The lumbersexual should own, but have no chance to use, a 'vintage Colorado hatchet'. Instead I have two hatchets and use both daily - a Truper hand maul for splitting firewood, and a Yardworks hatchet for cutting kindling. My neighbour once absent-mindedly let a bobcat indoors thinking it was the family pet, and a woman a few kilometers down the road was attacked by a cougar while she was watching TV in her lounge. Since I regularly chase bears out of the backyard and swat raccoons off the deck with a broom, I'd suggest that some people do have the lifestyle that goes with the look.
It's a plaid shirt, because good luck finding a woollen shirt hereabouts that isn't plaid. Wool is warm and waterproof in winter and mosquitoes bite right through cotton in summer. The trousers are denim because it is a 420km round trip to anywhere that sells anything that isn't denim (or cord), and non-denim trousers are called 'dress pants' – as in 'I can't help you stack that wood/butcher that deer/get your canoe off the garage roof, because I'm wearing dress pants'.
Ideally, my job should involve something like hunting wolves with a buck knife, instead of sitting at a computer researching and writing about Roman history. But if I dress for my job in a toga they'll laugh at me when I go grocery shopping down at the gulch in Trail.

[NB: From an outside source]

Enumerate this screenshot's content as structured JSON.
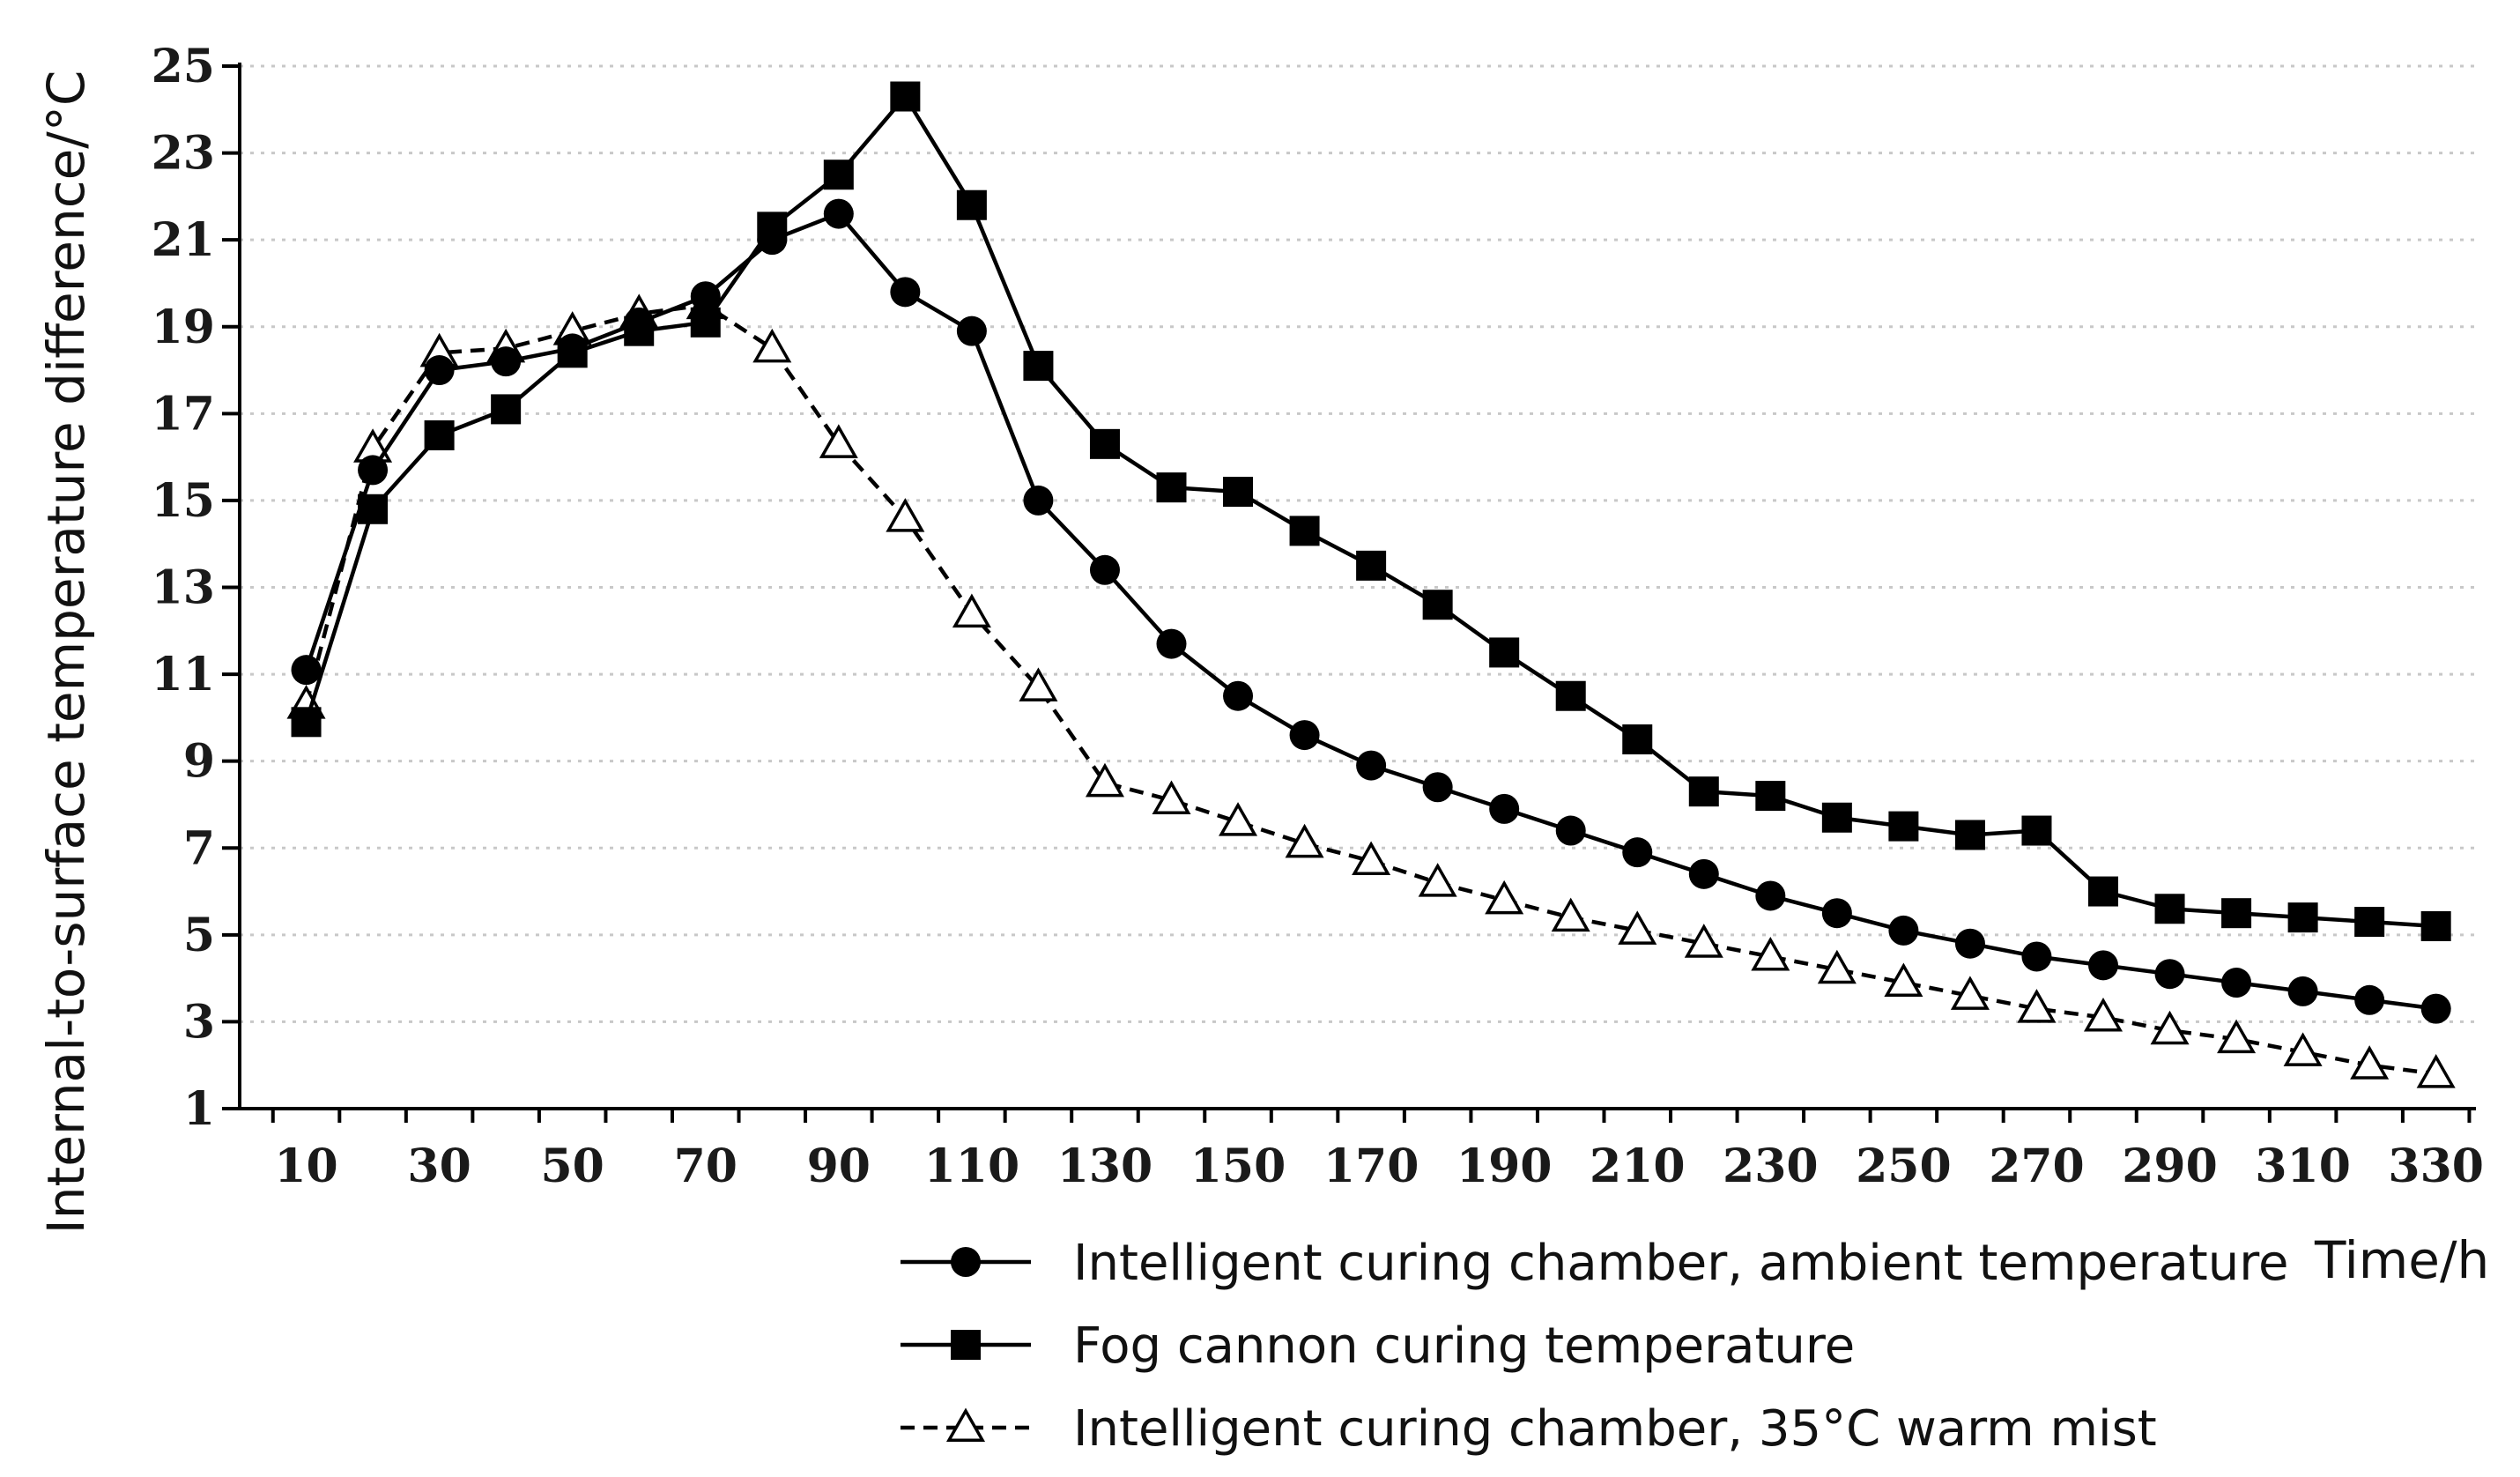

(The Facebook pic has been removed, by the way.)
|Of Aristotle and Plato|
|As followers of my Facebook posts will be well aware, I've spent about a year slowly going through the 'Politics' of Aristotle. The neatness of the aphorisms and the perceptiveness of the observations make up for the pain of struggling with the actual Greek. However, the 'Politics' was not my first choice – my original plan was to read through the Republic of Plato. That plan was abandoned because, while I rather like the company of Aristotle, reading the 'Republic' makes me want to climb into its pages and give the characters a good kicking. |
The joy of Aristotle is that he begins by taking people as they are, and believes that the objective of a society is that people might live happily within it. Aristotle also rejects the idea that all men are alike, and reckons circumstances produce different kinds of city and society which should each strive for happiness in their own way. Sure, he is sexist, nationalistic and elitist – in fact Aristotle would happily agree to all these charges, and defend the validity of his viewpoint while conceding that you might have a point as well. You can talk to Aristotle.
Now let's look at the opening plan of one of the characters in Plato.

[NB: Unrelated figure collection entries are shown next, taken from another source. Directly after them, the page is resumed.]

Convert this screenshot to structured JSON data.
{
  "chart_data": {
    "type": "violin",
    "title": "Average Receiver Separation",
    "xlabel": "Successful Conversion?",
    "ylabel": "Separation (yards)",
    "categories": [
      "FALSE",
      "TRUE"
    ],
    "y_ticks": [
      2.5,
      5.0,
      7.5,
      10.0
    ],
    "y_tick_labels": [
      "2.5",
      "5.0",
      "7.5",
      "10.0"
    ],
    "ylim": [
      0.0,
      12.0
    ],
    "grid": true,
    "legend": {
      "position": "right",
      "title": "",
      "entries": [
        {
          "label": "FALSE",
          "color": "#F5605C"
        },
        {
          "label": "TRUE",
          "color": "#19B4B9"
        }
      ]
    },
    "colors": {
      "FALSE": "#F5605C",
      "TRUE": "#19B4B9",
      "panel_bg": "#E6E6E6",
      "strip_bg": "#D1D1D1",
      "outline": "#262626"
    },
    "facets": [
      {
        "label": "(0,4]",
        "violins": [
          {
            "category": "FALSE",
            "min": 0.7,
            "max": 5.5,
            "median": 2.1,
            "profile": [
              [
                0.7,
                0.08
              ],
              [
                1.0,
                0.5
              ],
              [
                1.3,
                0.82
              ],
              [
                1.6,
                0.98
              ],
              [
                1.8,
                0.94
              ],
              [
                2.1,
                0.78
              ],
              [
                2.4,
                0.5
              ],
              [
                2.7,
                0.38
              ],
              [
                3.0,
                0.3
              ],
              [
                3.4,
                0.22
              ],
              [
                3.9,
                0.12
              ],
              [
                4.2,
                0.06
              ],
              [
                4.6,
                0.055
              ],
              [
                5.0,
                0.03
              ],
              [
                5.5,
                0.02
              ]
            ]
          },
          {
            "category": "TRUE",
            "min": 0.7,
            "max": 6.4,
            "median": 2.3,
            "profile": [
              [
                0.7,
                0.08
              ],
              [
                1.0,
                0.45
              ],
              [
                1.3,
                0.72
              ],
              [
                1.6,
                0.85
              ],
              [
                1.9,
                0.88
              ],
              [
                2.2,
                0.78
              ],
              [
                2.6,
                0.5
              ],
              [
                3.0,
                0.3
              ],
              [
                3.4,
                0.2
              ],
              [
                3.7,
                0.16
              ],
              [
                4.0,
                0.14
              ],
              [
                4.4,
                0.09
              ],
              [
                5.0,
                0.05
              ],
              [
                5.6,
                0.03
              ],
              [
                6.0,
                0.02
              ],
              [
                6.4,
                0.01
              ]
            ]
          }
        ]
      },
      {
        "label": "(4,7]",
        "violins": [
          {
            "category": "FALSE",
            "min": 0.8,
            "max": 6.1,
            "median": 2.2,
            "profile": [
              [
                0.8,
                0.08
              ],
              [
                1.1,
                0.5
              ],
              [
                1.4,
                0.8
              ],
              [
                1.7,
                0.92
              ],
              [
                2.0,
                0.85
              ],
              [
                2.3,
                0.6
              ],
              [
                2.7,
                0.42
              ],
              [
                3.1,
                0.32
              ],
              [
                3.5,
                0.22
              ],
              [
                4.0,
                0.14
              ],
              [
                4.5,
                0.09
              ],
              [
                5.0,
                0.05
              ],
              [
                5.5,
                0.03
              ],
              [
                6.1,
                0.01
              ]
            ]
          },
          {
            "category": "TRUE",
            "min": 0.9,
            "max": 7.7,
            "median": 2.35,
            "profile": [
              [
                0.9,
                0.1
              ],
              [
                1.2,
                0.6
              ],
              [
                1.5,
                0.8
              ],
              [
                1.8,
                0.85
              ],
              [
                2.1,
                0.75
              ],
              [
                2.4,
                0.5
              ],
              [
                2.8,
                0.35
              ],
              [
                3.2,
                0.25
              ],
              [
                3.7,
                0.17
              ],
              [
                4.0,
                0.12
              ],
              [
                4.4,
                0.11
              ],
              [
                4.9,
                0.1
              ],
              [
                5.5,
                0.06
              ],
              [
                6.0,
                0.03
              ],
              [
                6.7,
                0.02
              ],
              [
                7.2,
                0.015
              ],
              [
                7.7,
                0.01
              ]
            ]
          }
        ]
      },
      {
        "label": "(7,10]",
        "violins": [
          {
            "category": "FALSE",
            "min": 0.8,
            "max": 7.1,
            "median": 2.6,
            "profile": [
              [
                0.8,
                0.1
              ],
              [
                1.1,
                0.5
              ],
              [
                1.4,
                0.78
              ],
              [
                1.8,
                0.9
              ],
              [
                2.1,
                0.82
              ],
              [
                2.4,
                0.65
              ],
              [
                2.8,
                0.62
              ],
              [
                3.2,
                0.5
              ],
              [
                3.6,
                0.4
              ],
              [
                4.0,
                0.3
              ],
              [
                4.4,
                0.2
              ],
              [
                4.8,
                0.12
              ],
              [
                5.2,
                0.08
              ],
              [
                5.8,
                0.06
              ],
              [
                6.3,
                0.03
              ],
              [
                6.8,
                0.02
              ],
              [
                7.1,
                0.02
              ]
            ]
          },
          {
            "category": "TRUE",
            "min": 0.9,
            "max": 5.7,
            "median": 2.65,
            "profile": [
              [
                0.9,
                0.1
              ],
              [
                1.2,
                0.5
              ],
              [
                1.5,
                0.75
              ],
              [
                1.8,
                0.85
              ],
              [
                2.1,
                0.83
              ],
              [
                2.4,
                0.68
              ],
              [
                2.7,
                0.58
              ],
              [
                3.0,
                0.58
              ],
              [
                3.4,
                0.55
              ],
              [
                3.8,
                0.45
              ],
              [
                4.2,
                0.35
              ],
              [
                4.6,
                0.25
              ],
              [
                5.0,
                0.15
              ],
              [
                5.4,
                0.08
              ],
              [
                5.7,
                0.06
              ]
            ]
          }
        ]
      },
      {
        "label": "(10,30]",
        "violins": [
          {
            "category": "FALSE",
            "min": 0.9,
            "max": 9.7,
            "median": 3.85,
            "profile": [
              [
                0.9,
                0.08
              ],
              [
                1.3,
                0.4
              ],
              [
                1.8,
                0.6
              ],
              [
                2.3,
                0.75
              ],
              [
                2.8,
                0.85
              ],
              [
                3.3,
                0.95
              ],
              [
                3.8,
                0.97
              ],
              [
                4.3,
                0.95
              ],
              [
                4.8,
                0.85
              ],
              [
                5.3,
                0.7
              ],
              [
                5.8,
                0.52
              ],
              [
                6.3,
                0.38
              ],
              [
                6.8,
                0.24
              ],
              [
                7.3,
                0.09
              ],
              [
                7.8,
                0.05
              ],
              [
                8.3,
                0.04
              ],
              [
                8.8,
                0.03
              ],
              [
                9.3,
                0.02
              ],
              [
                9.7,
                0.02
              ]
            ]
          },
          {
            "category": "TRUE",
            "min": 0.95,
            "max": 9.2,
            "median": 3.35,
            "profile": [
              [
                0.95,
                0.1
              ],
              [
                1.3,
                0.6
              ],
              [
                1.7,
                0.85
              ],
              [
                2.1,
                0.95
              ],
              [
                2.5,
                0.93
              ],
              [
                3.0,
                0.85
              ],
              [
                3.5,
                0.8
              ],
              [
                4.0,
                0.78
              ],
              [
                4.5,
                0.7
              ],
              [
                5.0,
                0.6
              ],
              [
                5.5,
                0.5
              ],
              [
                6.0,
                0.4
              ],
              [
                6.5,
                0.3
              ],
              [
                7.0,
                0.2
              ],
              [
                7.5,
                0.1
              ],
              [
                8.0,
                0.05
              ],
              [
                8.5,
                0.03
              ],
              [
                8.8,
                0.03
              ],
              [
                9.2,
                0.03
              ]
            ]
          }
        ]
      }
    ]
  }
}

'They should begin by expelling from the city all inhabitants who are more than ten years old. Then take possession of the children, who will be unaffected by the habits of their parents. These the rulers will train in their own habits and laws – by which I mean the habits and laws which we [philosophers] have given them'.
See what I mean? Kick, kick, kick. Later we hear how the simple-minded and disabled should be 'disappeared' from society and quietly disposed of. How the 'Guardians' should be entitled to censor news and lie to the people. How all men - apart from the high-minded Guardians - are evil by nature and inclination and must be controlled by constant surveillance and the threat of punishment. Who should these Guardians be? Well, the philosophers in Plato's discussion admit that it would fall on them to reluctantly assume the task for the greater good. Do you feel like kicking them yet?
While Plato and Aristotle are both looking for ideal societies, Plato seeks the perfect abstract, and Aristotle looks for the best that can be achieved in the real world. But that's not the only difference. Aristotle's ideas lead eventually to a liberal western-style democracy; Plato is a totalitarian nightmare.